Statistics Seminar Speaker: Anru Zhang, 12/04/2019

Event Layout

Wednesday Dec 04 2019

Statistics Seminar Speaker: Anru Zhang, 12/04/2019

4:15pm @ G01 Biotechnology

The Statistics Seminar speaker for Wednesday, December 4, 2019, will be Anru Zhang, an assistant professor at the Department of Statistics, University of Wisconsin-Madison. He is also affiliated to Machine Learning Group and Institute for Foundations of Data Science at UW-Madison. He obtained the PhD degree from University of Pennsylvania in 2015 and a bachelor’s degree from Peking University in 2010. His current research interests include Statistical Learning Theory, High-dimensional Statistical Inference, Tensor Data Analysis. His research is partially supported by grants from the National Science Foundation and the National Institute of Health.

Talk: Efficient and Optimal Tensor Supervised Learning via Importance Sketching

Abstract: The past decade has seen a large body of work on high-dimensional tenors or multiway arrays that arise in numerous applications. In many of these settings, the tensor of interest is high-dimensional in that the ambient dimension is substantially larger than the sample size. Oftentimes, however, the tensor comes with natural low-rank or sparsity structures. How to exploit such structures of tensors poses new statistical and computational challenges.

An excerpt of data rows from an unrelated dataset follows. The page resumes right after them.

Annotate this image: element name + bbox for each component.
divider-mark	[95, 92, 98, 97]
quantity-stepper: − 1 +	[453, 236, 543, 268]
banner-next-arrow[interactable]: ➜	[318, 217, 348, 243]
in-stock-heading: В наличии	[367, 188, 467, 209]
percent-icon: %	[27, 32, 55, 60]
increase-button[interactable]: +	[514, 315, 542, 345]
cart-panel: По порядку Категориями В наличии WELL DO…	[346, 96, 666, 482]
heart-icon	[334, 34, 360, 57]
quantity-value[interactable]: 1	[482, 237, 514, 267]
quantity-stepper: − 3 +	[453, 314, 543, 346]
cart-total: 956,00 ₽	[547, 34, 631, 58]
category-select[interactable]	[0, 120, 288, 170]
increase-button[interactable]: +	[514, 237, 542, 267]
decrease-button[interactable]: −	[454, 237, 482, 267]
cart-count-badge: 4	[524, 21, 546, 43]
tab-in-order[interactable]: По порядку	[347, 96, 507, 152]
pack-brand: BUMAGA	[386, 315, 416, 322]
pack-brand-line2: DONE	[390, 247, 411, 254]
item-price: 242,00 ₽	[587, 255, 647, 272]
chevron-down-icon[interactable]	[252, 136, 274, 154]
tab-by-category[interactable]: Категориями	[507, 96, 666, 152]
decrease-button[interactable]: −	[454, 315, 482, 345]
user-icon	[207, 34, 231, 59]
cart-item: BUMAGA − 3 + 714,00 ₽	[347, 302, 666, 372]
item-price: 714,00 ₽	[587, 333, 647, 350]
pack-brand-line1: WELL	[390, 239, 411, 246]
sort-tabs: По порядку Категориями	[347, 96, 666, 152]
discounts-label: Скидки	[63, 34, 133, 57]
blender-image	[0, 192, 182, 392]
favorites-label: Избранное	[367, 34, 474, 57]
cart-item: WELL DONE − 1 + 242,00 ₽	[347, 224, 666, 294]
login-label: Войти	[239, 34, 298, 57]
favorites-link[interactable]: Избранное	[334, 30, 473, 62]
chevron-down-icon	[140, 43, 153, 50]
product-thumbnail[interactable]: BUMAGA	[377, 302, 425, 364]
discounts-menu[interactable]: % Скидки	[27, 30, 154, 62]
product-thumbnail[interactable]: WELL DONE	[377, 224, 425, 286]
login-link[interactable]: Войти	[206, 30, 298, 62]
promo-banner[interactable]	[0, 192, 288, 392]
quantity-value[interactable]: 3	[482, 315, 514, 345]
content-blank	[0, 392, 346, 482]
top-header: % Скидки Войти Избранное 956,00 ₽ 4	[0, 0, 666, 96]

In this talk, we develop a novel procedure for low-rank tensor supervised learning, namely Importance Sketching Low-rank Estimation for Tensors (ISLET), to address these challenges. The central idea behind ISLET is what we call importance sketching, carefully designed sketches based on both the responses and the structures of the parameter of interest. We show that our estimating method is sharply minimax optimal in terms of the mean-squared error under low-rank Tucker assumptions. In addition, if a tensor is low-rank with group sparsity, our procedure also achieves minimax optimality. Further, we show through numerical studies that ISLET achieves comparable mean-squared error performance to existing state-of-the-art methods whilst having substantial storage and run-time advantages. In particular, our procedure performs reliable tensor estimation with tensors of dimension p = O(10^8) and is 1 or 2 orders of magnitude faster than baseline methods.